25年前のようにワークショップでアルピナを組む
今回のアルピナC2 2.7だが、アルピナの英国ディーラー、シトナー社を1989年に離れてから、その後は良くわかっていなかった。英国のアルピナを作ったマーク・アドキンも、シルバーのC2 2.7を組み上げるとシトナー社を離れた。
「1989年4月、法律が変わったのです。チューニングする前に、すべてのクルマは税金と保険を支払う必要があると、英国政府が定めたのです。その結果作業時間が延び、わたしの仕事を奪いました」
「1週間にクルマを1台か2台、仕上げるだけになったのです。その後の変化も望めなかったので、ポルシェのガレージへ転職しました」
仮にアルピナの50周年を祝うイベントが、2015年のシルバーストーン・クラシックで開かれていなければ、アドキンとアルピナとが再び交差することはなかったかもしれない。このイベントが、C2 2.7のレストアへと導いたのだ。
シトナーに務めるマシュー・ストリッピングは、ガレージで何年も放置されていたクルマを手に入れた。古いカーペットが重なった下で、半分忘れ去られていたクルマだった。それこそ、今回のナンバーF885 JCHを付けたアルピナC2 2.7だ。
すぐに50周年イベントに向けた計画がスタート。
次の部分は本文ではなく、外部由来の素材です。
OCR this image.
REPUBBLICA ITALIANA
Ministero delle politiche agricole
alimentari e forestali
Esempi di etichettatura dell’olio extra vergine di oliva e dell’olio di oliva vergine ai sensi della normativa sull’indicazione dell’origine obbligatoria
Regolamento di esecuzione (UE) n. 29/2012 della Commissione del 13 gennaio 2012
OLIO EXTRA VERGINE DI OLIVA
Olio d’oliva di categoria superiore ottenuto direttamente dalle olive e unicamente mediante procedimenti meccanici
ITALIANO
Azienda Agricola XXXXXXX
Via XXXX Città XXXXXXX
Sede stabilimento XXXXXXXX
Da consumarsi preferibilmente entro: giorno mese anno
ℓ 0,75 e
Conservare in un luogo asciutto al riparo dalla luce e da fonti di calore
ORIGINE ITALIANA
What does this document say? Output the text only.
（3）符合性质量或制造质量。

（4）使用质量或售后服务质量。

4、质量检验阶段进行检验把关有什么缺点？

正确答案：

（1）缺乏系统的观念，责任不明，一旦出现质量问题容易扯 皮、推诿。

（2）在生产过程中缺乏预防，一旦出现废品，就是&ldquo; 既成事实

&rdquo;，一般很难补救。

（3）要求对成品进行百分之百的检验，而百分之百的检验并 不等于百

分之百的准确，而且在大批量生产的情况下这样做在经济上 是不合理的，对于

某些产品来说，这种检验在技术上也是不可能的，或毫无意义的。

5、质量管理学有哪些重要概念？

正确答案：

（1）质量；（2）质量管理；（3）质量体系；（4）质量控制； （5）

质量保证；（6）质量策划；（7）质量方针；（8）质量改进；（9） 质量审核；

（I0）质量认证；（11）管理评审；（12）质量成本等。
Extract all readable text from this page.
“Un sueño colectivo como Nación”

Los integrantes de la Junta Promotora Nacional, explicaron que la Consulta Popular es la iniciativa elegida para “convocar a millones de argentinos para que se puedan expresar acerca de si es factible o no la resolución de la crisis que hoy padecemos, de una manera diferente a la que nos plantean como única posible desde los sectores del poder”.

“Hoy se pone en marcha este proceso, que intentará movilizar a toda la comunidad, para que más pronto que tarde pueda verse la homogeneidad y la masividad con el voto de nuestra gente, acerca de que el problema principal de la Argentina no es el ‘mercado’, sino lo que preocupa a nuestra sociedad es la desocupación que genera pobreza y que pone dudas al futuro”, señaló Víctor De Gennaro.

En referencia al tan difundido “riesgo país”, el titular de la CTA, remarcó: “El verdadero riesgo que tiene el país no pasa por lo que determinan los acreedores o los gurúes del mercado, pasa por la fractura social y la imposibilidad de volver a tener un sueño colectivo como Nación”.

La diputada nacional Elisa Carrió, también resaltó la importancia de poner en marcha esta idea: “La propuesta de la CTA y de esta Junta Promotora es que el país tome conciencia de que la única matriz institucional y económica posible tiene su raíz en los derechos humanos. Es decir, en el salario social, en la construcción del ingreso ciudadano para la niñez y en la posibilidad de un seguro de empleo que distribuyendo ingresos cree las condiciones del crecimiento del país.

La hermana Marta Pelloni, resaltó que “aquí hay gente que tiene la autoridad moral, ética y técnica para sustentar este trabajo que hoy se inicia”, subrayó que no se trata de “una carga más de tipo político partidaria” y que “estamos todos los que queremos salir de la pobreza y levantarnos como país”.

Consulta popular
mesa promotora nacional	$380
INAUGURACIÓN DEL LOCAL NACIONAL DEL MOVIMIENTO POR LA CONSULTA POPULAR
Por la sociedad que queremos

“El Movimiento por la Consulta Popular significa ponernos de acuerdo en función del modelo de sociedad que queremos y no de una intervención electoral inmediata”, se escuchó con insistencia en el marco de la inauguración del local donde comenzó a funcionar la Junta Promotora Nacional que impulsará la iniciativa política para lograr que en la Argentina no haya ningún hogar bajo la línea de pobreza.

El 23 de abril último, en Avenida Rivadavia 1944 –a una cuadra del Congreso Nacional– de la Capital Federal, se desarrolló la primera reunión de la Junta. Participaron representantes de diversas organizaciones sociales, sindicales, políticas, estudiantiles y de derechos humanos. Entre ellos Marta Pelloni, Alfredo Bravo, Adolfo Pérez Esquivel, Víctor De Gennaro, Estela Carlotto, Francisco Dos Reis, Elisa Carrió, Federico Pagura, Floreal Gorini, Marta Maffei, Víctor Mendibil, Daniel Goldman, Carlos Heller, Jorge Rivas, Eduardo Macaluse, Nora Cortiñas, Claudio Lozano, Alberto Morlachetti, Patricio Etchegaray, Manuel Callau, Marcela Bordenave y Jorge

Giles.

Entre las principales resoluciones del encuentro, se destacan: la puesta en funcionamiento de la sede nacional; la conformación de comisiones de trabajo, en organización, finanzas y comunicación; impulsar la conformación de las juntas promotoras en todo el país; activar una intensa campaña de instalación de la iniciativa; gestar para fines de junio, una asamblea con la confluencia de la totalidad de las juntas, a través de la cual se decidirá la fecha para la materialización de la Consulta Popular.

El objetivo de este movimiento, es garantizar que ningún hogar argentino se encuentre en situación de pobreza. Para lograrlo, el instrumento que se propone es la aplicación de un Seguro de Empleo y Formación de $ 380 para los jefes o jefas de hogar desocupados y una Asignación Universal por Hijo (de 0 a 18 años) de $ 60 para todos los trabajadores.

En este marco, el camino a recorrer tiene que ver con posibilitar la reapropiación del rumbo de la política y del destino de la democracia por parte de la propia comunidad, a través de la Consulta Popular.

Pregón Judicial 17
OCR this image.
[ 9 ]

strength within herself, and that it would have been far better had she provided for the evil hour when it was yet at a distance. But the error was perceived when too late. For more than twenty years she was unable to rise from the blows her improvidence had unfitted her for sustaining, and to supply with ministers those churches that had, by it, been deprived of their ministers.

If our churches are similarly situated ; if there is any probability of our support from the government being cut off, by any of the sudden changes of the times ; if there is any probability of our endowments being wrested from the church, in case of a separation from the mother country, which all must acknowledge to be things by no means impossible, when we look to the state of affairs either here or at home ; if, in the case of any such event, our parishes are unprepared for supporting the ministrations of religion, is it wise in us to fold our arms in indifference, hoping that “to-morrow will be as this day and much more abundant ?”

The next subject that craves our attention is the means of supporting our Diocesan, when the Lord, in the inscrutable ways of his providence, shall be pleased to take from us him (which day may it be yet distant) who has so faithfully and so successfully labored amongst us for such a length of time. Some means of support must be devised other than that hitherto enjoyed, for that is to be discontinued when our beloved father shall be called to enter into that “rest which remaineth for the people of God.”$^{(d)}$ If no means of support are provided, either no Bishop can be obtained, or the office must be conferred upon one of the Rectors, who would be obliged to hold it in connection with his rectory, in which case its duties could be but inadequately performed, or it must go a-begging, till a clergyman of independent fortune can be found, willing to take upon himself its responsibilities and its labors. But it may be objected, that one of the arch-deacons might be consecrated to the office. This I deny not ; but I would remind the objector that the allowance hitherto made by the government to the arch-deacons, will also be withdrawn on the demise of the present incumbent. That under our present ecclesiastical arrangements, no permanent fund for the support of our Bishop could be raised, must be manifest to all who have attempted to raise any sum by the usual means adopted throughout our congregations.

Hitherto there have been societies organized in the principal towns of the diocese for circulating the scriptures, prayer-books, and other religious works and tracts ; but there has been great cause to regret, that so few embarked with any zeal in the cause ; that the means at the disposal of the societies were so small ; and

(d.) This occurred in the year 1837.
E30は、シルバーストーンへと降り立つことが目指された。
「マシューが電話をかけてきて、戻ってもう一度組み立てて欲しいと話したので、アルピナを当時の状態に戻したんです」 25年前のワークショップのように、シトナー社内にはアドキンが作業するエリアが確保された。
良い状態を保っていたC2 2.7
シトナー社を離れてからも、アドキンはクルマの整備に深く関わっていた。彼がストリッピングから電話をもらった時も、ランチア037と、ハリ・トイヴォネンがドライブしたメトロ6R4を仕上げたばかりだった。
「彼らはリフトや工具など、必要なものをすべて準備してくれました。1989年の時のように。エンジン、トランスミッションなど、すべての部品が残っており、一度すべてクルマから外しました」
「新しいダンパーとスプリング、ブレーキホース、大容量の燃料タンクを取り付けました。フランク・シトナーは満タンにすることがなかった、63Lの大きなものです」 アドキンが笑って話す。
「シャシーは修復した様子もありませんでした。前のオーナーが1990年代に全塗装をしていたので、状態はほぼ完璧でした。長年生き抜いてきたにも関わらず、シャシーは新車と変わらないようにも見えたほどです」
「大きなリップスポイラーなど、手を焼く部分も確かにありました。すべてのライト類が黒く塗られていたので、元の状態に戻すために交換してあります」
「部品も問題なく入手できました。ほとんどはBMWから調達できましたが、ないものは別のルート、製造メーカーなどから入手しました」 アドキンは1人で作業を進めたが、シルバーストーンでのセレモニーイベントへ間に合わせるべく、5カ月で仕上げた。
C2 2.7がシトナーのワークショップを離れたのは、鋭い眼光のレーサー、デビッド・ハントに出会ってから。「新しいBMWを探しにシトナーへ伺ったんです。そこでC2を目にしました」 と振り返るデビッド。